Dopo
circa dieci anni e cinque dischi in studio, le Larkin Poe, Rebecca
Lovell, voce e chitarra, e Megan Lovell, lapsteel, dobro e voce, fissano
il primo traguardo della loro carriera. E lo fanno intitolando il nuovo
disco in un modo scherzoso, che riassume molte bene lo stato dell’arte:
con impegno, passione e sudore si arriva ovunque.
Ce
l’hanno fatta, insomma, hanno lavorato duramente, suonato
incessantemente, hanno prodotto la loro musica attraverso una propria
etichetta (Tricki-Woo Records) e sono passate, in un decennio, dal
garage di casa a una nomination ai Grammy. Una sempre maggiore rilevanza
mediatica che però non ha distratto le due ragazze dal loro obbiettivo
né le ha spinte verso scelte artistiche differenti da quelle che hanno
abbracciato fin dagli esordi.
Certo,
la loro rilettura di un genere antico come il blues fa storcere il naso
a molti ascoltatori ortodossi. Le due sorelle Lovell, infatti,
camminano in bilico fra tradizione e innovazione, plasmando le classiche
dodici battute con grande modernità e azzardi stilistici che suonano
decisamente anomali rispetto alla consueta visione del genere (nel
precedente Venom & Faith fecero ricorso anche a un pizzico di elettronica).
Insomma,
da un lato l’attenzione filologica alle radici è rispettata,
dall’altro, però, c’è il tentativo di plasmare la materia per renderla
più attuale. Il taglio è ricco di accenti rock, certi riff strizzano
l’occhio alle arene, certi slanci melodici si adattano bene ai passaggi
radiofonici. Un po’ mainstream, un po’ furbette, eppure irresistibili.

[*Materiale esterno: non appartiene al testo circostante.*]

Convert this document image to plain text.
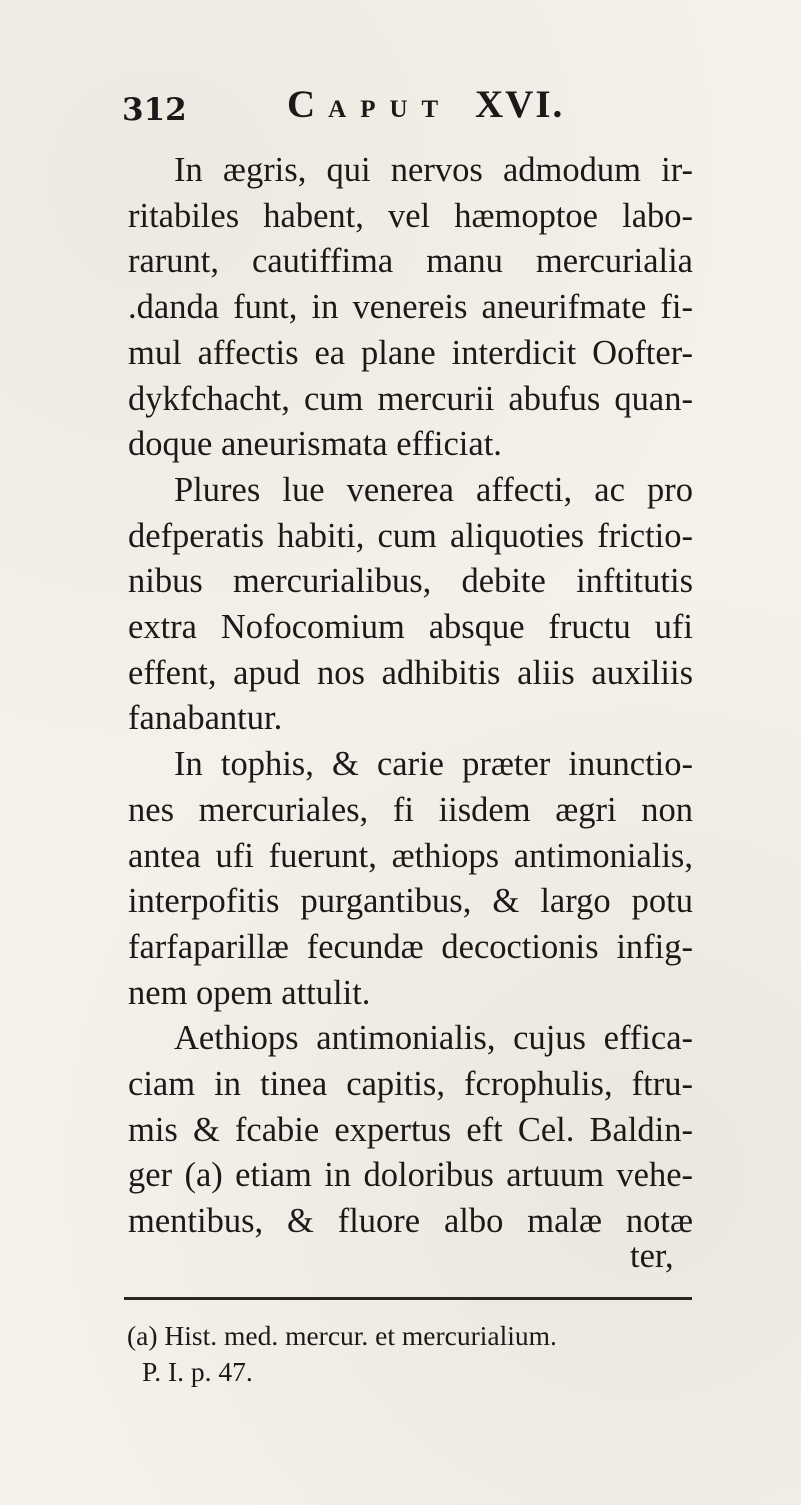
312	CAPUT XVI.
In ægris, qui nervos admodum ir-
ritabiles habent, vel hæmoptoe labo-
rarunt, cautiffima manu mercurialia
.danda funt, in venereis aneurifmate fi-
mul affectis ea plane interdicit Oofter-
dykfchacht, cum mercurii abufus quan-
doque aneurismata efficiat.
Plures lue venerea affecti, ac pro
defperatis habiti, cum aliquoties frictio-
nibus mercurialibus, debite inftitutis
extra Nofocomium absque fructu ufi
effent, apud nos adhibitis aliis auxiliis
fanabantur.
In tophis, & carie præter inunctio-
nes mercuriales, fi iisdem ægri non
antea ufi fuerunt, æthiops antimonialis,
interpofitis purgantibus, & largo potu
farfaparillæ fecundæ decoctionis infig-
nem opem attulit.
Aethiops antimonialis, cujus effica-
ciam in tinea capitis, fcrophulis, ftru-
mis & fcabie expertus eft Cel. Baldin-
ger (a) etiam in doloribus artuum vehe-
mentibus, & fluore albo malæ notæ
ter,
(a) Hist. med. mercur. et mercurialium.
P. I. p. 47.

Le dieci tracce di Self Made Man
si muovono su queste coordinate, e l’impressione è che le due ragazze
di Atlanta abbiano definitivamente codificato il loro suono: grezzo e
aggressivo, certo, ma capace di esser appetibile anche a chi non mastica
molto il genere. Così, i riff zeppeliniani (la title track che
apre il disco), i tamburi battenti e le sventagliate slide, che evocano
il delta sound, vengono compensati da sornioni handclaps e da eccitanti
ganci melodici.
Certo,
non si può pretendere che questa declinazione del blues possa piacere
ai puristi; eppure, sarebbe ingeneroso non riconoscere alle Larkin Poe
il merito di aver plasmato un suono per adattarlo a orecchie meno
allenate, pur tuttavia mantenendo profondo rispetto per la matrice
iniziale. Non mancano né la grinta né la polvere, e non tutti gli
spigoli vengono smussati, dando al risultato finale la sensazione di
autenticità. Tuttavia, anche a voler vestire i panni di severi
detrattori, Self Made Man suona comunque pimpante e divertente, e questo, per quanto ci riguarda, è sufficiente a farcelo piacere.
VOTO: 7
Blackswan, venerdì 26/06/2020
Ciao, non le conoscevo, e sono state una gran bella sorpresa, grazie per la segnalazione. Ne farò buon uyso.